Students learn from mock crime scene in Crestview Hall


Bernadette Jessie, social science professor designed this in a way that allowed for students to learn condensed versions of both forensic psychology and forensic science.

Jordan Williams, Staff

In the Crestview staff lunch area, a room that is blandly furnished for the sake of functionality with decorations that cater to the same level of excitement as the intended purpose of such a space, the body of a middle-aged man lies on the floor with the dark, but unmistakable hand of a knife crudely protruding from the mid-section of his back.

Behind him, thin streaks of crimson gild the otherwise blank wall and in a far off corner sits a puddle of vomit, its relevance to the scene likely to be significant, but yet to be determined.

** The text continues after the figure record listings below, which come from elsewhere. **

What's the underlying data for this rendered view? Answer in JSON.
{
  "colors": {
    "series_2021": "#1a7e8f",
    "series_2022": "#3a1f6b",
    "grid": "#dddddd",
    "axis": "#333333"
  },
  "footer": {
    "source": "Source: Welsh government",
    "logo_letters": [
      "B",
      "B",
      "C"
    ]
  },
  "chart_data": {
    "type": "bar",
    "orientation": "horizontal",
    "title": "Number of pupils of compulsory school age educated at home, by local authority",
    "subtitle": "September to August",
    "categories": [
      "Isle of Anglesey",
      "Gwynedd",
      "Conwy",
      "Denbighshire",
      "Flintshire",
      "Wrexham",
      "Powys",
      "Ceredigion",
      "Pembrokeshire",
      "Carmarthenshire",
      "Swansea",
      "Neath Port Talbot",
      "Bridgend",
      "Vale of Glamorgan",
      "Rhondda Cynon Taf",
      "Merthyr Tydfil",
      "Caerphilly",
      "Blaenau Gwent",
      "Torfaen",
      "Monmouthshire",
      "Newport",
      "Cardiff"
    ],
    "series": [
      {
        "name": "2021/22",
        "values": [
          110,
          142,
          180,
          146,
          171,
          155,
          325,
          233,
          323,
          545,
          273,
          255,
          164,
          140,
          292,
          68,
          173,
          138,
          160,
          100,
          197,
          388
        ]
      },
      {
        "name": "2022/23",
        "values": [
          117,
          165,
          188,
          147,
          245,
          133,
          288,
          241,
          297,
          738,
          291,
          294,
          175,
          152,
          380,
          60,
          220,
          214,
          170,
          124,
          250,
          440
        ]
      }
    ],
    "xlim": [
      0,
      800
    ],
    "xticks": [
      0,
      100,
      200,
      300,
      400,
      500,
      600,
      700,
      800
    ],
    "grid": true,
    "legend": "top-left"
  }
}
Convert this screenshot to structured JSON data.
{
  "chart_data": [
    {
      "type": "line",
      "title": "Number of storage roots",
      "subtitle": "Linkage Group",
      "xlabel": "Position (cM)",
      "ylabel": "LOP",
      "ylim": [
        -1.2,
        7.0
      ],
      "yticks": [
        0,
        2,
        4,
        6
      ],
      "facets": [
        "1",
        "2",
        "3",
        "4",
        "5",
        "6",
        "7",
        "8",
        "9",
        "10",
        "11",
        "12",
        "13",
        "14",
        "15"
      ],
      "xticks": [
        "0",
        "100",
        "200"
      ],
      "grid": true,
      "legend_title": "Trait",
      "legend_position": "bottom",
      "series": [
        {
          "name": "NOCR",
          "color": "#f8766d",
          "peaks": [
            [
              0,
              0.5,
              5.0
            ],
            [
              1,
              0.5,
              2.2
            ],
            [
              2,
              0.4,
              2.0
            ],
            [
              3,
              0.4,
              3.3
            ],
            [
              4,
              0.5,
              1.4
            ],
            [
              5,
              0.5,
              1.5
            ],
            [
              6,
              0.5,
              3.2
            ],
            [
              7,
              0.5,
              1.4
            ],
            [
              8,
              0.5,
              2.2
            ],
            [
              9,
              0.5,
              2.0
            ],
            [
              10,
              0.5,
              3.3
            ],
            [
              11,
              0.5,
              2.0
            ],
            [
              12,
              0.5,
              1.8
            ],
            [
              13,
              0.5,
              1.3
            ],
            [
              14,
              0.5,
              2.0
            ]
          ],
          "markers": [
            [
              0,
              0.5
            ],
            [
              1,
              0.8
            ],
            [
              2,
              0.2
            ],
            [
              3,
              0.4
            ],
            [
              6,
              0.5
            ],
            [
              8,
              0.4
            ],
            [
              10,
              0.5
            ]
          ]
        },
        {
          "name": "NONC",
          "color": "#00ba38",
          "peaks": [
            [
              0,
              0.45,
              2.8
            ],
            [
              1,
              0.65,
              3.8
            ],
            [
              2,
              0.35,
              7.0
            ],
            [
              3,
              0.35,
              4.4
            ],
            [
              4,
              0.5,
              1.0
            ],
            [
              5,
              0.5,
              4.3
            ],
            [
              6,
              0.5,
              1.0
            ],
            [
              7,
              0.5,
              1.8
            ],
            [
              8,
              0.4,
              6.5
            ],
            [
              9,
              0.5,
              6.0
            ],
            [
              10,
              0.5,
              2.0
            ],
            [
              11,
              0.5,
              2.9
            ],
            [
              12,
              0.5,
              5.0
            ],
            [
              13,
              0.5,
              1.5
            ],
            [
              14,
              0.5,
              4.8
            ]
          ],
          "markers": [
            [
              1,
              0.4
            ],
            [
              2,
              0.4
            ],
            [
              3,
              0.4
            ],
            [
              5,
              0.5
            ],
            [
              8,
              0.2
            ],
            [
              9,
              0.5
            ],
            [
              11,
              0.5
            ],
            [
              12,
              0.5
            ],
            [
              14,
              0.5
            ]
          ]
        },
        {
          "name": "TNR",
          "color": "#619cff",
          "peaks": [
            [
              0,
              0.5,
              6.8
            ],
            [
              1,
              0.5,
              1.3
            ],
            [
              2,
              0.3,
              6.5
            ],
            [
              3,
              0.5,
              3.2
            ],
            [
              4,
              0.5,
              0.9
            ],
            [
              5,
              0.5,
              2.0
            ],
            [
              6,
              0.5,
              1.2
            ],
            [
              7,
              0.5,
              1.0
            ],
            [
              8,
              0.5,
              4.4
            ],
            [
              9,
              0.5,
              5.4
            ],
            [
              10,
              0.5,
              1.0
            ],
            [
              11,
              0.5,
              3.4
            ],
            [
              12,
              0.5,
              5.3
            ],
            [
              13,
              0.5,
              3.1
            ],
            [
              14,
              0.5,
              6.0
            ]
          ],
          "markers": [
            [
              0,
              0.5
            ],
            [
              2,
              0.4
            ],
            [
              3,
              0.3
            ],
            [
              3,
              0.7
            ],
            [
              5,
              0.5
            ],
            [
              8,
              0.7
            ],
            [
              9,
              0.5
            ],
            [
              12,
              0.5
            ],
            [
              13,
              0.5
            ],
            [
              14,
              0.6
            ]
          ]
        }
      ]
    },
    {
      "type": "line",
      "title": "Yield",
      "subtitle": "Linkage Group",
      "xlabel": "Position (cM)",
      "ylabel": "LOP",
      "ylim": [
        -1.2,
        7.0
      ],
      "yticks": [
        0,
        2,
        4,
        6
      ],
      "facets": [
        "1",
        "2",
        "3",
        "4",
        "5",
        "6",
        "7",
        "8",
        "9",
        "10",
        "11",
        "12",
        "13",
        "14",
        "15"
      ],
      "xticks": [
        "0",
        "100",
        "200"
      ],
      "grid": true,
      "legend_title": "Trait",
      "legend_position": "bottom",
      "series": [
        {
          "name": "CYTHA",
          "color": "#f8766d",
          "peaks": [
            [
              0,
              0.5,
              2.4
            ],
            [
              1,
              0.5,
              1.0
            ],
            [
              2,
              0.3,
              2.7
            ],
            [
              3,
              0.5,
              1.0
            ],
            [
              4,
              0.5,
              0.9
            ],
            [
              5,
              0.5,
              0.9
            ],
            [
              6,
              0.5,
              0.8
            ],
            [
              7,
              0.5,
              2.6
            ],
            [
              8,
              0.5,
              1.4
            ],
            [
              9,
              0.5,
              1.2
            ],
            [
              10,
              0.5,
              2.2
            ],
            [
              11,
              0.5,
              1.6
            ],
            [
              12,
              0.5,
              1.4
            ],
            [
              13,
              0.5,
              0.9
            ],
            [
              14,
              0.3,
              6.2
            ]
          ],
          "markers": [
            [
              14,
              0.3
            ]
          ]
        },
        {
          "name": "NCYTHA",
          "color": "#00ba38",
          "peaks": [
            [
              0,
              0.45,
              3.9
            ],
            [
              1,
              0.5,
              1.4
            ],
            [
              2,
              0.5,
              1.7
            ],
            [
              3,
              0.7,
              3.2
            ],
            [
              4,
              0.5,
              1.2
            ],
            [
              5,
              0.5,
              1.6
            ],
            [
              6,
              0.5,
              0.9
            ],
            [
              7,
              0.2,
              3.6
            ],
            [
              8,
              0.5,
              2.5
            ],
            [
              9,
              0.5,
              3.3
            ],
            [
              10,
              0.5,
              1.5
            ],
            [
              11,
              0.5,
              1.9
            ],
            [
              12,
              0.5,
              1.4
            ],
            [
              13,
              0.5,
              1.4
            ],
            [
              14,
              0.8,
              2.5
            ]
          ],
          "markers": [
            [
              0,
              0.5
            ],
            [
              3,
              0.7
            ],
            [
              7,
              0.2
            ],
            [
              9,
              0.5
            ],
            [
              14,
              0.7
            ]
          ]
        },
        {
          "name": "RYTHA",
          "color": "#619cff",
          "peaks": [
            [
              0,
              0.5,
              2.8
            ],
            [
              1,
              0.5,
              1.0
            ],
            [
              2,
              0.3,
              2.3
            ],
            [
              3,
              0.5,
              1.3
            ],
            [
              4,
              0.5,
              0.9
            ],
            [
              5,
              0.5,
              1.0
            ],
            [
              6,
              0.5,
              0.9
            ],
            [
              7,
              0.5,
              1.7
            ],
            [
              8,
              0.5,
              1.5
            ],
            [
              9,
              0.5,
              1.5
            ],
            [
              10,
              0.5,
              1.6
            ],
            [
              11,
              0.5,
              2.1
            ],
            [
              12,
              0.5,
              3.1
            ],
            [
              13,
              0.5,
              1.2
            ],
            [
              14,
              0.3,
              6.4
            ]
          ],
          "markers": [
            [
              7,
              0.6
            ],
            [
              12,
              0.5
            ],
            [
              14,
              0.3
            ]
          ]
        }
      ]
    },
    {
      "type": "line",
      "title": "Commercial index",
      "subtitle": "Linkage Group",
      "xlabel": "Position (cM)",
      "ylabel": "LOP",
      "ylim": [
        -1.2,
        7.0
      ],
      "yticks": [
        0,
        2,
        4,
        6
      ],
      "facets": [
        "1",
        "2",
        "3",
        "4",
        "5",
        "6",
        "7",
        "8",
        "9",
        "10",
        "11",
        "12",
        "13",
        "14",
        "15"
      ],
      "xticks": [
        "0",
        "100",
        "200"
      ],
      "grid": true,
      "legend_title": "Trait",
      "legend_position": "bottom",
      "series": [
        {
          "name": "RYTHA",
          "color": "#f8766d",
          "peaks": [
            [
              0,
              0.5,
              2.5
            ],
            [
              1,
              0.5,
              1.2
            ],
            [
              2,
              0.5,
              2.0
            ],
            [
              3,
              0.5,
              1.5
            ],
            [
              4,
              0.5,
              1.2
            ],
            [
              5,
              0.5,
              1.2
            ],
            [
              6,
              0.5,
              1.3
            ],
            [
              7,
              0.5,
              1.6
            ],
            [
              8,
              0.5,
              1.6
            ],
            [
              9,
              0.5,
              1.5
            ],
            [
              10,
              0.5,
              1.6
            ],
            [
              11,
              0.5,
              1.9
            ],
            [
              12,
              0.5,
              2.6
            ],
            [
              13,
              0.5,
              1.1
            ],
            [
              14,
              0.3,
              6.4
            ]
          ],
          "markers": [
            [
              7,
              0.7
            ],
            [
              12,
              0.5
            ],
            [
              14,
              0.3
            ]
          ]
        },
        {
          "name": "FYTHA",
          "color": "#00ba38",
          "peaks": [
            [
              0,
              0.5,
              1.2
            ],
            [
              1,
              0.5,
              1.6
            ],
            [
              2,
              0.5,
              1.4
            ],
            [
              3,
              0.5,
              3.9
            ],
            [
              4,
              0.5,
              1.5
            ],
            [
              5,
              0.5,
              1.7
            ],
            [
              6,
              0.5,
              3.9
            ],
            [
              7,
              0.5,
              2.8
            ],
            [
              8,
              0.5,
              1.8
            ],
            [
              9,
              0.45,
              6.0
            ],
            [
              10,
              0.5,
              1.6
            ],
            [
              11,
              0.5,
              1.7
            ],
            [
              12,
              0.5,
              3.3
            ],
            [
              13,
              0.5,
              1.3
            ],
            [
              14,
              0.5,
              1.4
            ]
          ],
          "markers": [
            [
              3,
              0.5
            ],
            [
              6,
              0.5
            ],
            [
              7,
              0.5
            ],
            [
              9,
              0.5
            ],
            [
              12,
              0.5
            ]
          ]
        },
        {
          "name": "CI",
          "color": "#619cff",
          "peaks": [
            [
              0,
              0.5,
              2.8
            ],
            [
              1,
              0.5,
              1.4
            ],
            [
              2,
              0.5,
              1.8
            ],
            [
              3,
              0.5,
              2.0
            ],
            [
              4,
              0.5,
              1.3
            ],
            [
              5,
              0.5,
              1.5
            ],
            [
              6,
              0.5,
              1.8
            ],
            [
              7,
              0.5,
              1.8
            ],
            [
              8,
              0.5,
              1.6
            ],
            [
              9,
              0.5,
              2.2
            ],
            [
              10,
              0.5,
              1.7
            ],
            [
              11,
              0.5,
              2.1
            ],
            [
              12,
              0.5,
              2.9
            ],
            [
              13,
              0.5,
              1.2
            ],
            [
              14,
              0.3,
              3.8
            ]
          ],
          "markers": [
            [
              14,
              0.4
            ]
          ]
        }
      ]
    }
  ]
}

At a quick glance it is clear that this room designated for staff lunches housed a struggle that at some point had turned maliciously violent, at least that is what Social Science professor Bernadette Jessie hoped for as she began staging the mock crime scene for her forensics class.

On January 29, groups of students huddled together in the cramped margins of the Crestview faculty break room, where they were instructed to approach the violent scene laid out before them as if the consistent trails of red on the walls were authentic and the lone puddle of vomit wasn’t store-bought.

Brittani Hatley, a criminal justice major, casually, yet cautiously shifts about the room, taking note of everything that is stumbled upon, aware that anything could be a significant piece of evidence in the unique exercise.

“The main reason that I enjoyed the assignment was that it showed me that I am in the right field and it really gave us a hands on look at being a first responder,” Hatley said.

Through a paneled window, Jessie watches as her students begin carefully placing yellow evidence cards with gloved hands.

“In the past I’ve just done this in the classroom and we’ve not used a real body,” Jessie said, referring to her husband lying motionless as students continue inspecting the room.

While some facilities are better equipped to house a mock crime scene similar to the one that Jessie put together, she didn’t allow the department’s lack of resources hinder the learning outcome that she had hoped for when implementing some necessary creativity to the exercise, something that can be recognized in the faux mists of blood that she put together at home.

“I’m sure that my neighbors thought that I was crazy,” she said.

Due to the department being short-staffed and experiencing a deficit of resources, Jessie came up with the idea of designing the course a couple of years ago and constructed her lesson plan in a way that allowed for students to learn condensed versions of both forensic psychology and forensic science.

As the first group of students finished up their investigation, making sure that everything is as exactly as it were before entering then removing their gloves, Jessie smiles and watches them shuffle out of the room with the second group trails in, their interests clearly sparked upon seeing the sprays of crimson decorating the walls.

Some students immediately begin taking measurements of the room and begin sifting through what may or may not be evidence, each of them clearly interested in the exercise that Jessie has put together.
“Students love sexy stuff,” she points out.